Jordan: PA's September Plan Will Hurt 'Refugees'
While the impression among many Israelis is that the Arab world supports the Palestinian Authority's plan to declare an independent Arab state in Judea, Samaria and Jerusalem, and seek UN recognition of it, the truth is that numerous Arab countries oppose it. And the most vocal Arab country opposing the PA's “September plan” has been Jordan, which even threatened to vote against approving the PA state when the UN General Assembly votes on the matter.
A report Tuesday in a Saudi paper said Jordan reiterated its opposition to the plan, and that Jordan's King Abdullah II has communicated his stance to PA chief Mahmoud Abbas several times – to no avail, as Abbas continues to ignore Abdullah's stance on the matter, much to the latter's frustration, the report said.
Jordan contends that if the UN approves the establishment of a PA state before negotiations with Israel are complete, the descendants of Arabs who fled Israel when the state was established in 1948 will lose any chance they have to return to their family's previous homes, or receive compensation.

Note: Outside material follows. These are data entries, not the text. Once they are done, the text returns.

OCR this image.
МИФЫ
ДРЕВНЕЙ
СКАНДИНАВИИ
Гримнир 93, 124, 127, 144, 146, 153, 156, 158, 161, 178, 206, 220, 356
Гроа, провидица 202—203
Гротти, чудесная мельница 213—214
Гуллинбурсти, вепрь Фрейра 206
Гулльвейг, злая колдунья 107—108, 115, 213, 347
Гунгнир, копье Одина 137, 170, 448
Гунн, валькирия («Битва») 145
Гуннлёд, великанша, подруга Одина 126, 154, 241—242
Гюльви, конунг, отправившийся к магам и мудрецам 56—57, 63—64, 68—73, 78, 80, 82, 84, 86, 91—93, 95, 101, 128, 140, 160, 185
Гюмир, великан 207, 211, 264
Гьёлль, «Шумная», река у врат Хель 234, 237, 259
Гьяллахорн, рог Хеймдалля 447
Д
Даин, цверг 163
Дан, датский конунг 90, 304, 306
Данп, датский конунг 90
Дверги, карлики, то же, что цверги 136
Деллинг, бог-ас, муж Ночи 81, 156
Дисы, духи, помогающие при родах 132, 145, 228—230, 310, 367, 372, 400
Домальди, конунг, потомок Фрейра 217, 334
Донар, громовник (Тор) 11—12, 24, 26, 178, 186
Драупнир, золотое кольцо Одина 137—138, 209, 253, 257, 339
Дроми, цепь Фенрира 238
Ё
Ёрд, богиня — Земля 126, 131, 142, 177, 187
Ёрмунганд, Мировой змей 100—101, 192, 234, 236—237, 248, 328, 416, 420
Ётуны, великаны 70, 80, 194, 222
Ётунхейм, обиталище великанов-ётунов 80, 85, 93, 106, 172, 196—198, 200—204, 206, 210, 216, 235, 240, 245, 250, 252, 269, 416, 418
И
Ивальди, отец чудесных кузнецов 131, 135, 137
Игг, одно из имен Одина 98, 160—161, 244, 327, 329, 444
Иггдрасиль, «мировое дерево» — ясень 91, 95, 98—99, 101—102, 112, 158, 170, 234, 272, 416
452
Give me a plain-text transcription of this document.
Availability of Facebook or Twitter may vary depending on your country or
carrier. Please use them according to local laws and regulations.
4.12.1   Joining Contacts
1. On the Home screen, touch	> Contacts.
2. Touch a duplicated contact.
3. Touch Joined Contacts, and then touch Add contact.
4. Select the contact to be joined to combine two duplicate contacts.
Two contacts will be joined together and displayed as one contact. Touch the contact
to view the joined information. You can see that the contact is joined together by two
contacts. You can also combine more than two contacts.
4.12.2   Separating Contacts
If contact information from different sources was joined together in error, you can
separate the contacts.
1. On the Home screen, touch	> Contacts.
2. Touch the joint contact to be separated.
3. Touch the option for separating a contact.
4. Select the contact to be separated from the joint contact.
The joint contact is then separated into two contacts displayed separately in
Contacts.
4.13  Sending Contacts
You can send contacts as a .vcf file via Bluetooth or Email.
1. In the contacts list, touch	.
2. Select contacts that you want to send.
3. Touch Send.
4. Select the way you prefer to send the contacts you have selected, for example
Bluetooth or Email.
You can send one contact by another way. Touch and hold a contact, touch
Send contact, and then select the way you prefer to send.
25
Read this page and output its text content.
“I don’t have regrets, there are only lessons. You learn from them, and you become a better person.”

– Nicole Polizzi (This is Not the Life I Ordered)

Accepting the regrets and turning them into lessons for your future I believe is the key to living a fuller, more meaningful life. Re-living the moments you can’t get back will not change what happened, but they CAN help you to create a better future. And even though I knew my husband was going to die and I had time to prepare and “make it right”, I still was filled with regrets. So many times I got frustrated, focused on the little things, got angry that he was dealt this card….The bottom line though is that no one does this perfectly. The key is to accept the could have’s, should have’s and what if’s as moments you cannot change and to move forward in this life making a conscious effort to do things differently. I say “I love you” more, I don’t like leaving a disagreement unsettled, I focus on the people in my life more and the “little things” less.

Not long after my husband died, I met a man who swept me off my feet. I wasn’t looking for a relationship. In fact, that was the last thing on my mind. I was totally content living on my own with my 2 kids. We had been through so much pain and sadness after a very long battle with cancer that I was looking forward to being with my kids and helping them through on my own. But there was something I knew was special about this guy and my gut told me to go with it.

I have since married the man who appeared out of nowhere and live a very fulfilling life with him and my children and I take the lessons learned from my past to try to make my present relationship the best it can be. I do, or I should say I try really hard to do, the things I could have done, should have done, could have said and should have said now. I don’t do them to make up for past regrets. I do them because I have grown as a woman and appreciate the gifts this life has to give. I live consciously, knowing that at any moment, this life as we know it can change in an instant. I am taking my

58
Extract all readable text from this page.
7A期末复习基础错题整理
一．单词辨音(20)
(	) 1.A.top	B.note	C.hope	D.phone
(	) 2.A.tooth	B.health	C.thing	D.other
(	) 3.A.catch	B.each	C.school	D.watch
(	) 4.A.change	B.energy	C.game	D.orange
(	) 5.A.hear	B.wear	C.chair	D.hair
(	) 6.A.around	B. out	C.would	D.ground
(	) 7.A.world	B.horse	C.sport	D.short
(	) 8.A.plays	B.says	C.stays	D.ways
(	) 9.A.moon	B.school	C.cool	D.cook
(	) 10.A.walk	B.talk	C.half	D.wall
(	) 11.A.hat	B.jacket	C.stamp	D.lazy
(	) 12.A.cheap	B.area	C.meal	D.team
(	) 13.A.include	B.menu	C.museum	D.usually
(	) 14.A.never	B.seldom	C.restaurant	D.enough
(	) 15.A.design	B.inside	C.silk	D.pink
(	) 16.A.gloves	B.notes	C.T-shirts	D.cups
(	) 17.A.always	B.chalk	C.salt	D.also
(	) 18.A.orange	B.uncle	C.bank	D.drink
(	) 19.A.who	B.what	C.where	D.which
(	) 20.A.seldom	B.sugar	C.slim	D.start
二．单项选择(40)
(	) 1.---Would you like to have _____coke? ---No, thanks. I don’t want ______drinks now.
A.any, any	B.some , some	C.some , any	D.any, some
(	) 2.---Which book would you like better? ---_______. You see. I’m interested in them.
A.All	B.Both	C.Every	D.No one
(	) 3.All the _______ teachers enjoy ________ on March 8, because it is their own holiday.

“The refugees are the only ones who will suffer,” Abdullah stressed to Abbas in a recent message, conveyed through diplomats of another Arab country.
Israel will refuse to negotiate on their status, claiming the PA broke the Oslo agreements, and that Israel is not under any obligation to negotiate the issue any further with the PA, Abdullah was quoted as teling Abbas in the report.
“The refugee issue is the most important one, and they will lose all their rights if the PA declares a state,” Abdullah reportedly said in the message.
In an interview with Israel Radio, Deputy Prime Minister Moshe Ya'alon said that Jordan was not the only Arab country opposed to the PA's plan. “In the coming weeks I am sure we will hear about other leaders criticizing the PA,” he said. “The only way to move forward is for both sides to return to the negotiating table.”
Approximately two thirds of Jordan's population is Palestinians, outnumbering the Bedouin who make up the rest of the country and the Hashemite ruling family. The Palestinians attempted to take over Jordan in 1970, in what is known as Black September, but the monarchy dealt with them with an iron hand.
There are many voices that call for the Palestinian State to be the Hashemite Kingdom of Jordan, which may be the reason Abdullah is afraid to lose the opportunity to rid Jordan of restless Palestinian "refugees" who might decide to overthrow him.